Sunday, April 10, 2011

The Ssu-Wei Figure in 6th century Chinese Buddhist Sculpture

The Ssu-Wei figure is a pensive figure in Buddhist iconography that spread from China to Korea and then onto Japan. It is a pensive figure which differs from other Chinese figures in his clothing and his posture.

He sits on a high stool with his right leg crossed over a pendant left leg; his left hand rests on his left foot while he gently touches his right cheek with one or two fingers of his right hand. He wears a tunic that is tightly belted at the waist with a flowing skirt. A large torque encircles his neck and will generally wear a small crown with long trailing ribbons.

These figures were generally positioned on smaller altars “capped by entwined dragon trees filled with apsaras, stupas, and other images. They are frequently attended by bodhisattvas, monks, and figures wearing conical caps; images of spirit kings”.

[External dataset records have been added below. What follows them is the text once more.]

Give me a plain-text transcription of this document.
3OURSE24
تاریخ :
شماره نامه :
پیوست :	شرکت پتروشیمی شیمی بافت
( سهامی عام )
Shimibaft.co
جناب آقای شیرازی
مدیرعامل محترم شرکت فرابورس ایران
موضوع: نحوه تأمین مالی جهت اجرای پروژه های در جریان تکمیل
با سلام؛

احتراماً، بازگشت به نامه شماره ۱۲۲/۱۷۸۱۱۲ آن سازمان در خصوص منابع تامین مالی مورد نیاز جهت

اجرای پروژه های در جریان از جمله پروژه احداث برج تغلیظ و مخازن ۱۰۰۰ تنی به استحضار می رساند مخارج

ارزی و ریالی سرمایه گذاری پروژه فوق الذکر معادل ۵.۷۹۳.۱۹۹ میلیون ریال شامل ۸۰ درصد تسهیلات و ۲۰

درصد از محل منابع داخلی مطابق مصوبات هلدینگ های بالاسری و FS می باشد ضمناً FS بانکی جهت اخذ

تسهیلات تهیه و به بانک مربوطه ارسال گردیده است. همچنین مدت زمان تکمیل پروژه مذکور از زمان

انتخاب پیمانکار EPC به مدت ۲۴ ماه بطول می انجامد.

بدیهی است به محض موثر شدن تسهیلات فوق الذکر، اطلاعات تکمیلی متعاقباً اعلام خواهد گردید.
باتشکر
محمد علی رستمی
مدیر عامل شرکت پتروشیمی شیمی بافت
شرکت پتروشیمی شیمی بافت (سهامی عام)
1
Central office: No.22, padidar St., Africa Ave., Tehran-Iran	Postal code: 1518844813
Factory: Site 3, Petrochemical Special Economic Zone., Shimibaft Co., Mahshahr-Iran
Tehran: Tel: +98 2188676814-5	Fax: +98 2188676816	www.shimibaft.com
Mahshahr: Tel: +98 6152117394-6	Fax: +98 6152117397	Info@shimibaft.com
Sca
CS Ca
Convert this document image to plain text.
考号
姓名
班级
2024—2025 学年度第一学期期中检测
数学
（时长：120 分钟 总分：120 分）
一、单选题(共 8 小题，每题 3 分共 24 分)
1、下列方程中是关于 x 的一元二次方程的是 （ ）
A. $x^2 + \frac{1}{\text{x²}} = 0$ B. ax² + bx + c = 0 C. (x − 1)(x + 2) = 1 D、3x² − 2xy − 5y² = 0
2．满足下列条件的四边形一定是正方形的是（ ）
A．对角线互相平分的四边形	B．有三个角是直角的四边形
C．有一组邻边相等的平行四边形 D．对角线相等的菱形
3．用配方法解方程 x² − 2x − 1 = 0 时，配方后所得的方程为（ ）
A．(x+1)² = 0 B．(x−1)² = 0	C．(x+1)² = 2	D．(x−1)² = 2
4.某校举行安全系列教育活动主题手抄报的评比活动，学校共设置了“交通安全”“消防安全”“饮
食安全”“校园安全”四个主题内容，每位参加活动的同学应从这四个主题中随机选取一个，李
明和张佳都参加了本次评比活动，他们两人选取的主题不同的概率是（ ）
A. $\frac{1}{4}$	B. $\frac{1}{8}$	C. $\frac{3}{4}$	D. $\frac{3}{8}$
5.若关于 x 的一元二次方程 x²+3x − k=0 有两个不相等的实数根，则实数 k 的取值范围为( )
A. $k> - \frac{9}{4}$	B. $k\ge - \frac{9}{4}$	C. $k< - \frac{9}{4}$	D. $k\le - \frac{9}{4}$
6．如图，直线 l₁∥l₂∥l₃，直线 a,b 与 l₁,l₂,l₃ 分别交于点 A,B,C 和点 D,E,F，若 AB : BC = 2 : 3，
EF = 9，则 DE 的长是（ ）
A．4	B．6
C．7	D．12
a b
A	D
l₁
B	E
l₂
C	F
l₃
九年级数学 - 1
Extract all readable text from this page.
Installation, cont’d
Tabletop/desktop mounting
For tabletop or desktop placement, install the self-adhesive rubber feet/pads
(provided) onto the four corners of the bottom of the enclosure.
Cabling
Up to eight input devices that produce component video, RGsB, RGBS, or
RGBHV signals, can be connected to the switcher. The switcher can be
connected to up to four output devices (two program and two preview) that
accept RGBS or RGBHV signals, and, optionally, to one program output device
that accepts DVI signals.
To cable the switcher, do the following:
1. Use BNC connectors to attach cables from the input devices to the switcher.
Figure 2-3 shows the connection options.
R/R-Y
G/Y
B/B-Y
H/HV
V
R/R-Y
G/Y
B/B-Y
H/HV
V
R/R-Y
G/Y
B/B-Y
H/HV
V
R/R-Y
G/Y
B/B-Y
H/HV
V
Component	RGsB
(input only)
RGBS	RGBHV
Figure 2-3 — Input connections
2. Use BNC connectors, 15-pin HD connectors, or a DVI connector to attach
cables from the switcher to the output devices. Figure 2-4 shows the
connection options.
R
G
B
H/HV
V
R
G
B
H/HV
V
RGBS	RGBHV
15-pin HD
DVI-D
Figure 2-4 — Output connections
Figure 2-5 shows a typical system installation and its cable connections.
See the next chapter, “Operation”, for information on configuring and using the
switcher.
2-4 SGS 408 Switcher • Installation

These figures evolved in north India, in the Gandhara, sometime in the 4th century BCE. They are closely rated to the sculptures found at Mathura located to the southeast of Gandhara and there have been painted versions of the Ssu-Wei figures on cave walls in Central Asia at Kucha and Kizil.

The earliest Chinese portrayal of a Ssu-Wei figure was on a small bronze hand mirror that was found in Japan and dating to the 4th century CE.

Ssu-Wei figures are heavily featured in Buddhist iconography, especially during the 5th century CE and can be found in temples all over China, including the cave-temples at Tun-huang in Kansu province and at Yun-kang in Shansi province. At this point, they are shown being seated separately, sometimes with a kneeling horse, or with as attendants to Maitreya, the Buddha of the Future.

During the 6th century, however, they have only been found so far in only two of the caves at Lung men in Honan province: once in the Wei-tzu Tung (516-528) and twice in the Lien-hua Tung (516-528). At both sites, these representations are the centre of a procession of patrons promoting the development of the cult of the Ssu-wei figure in the later part of the 6th century in these parts.

“The confusion between ssu-wei figures and Maitreya found among the inscribed sculptures from Hsiu-te Ssu is symptomatic of the uncertainty centring on the iconography of the pensive figure in Chinese Buddhist art. The term ssu-wei has a long history in China. In non-Buddhist literature, it first appears in the biography of Tung Chung-shub in the Han Shu in reference to his consideration of the past; while in Buddhist writings it was originally found in the title of a lost sutra entitled the Ssu-wei Chingy which is believed to have been translated by the prolific Parthian monk An Shih-kaoe in the second century”.

Ssu-wei has not been found as an epithet of a Buddha or a bodhisattva in the extant version of the Chinese Tripitaka and, because of such, it is hard to know what the Ssu-Wei figure really means – making it one of the most tantalizing issues of Buddhist iconography.

Bibliography:

Leidy, Denise Patry (1990) The Ssu-Wei Figure in Sixth Century A.D. Chinese Buddhist Sculpture, Archives of Asian Art, University of Hawaii Press for the Asia Society.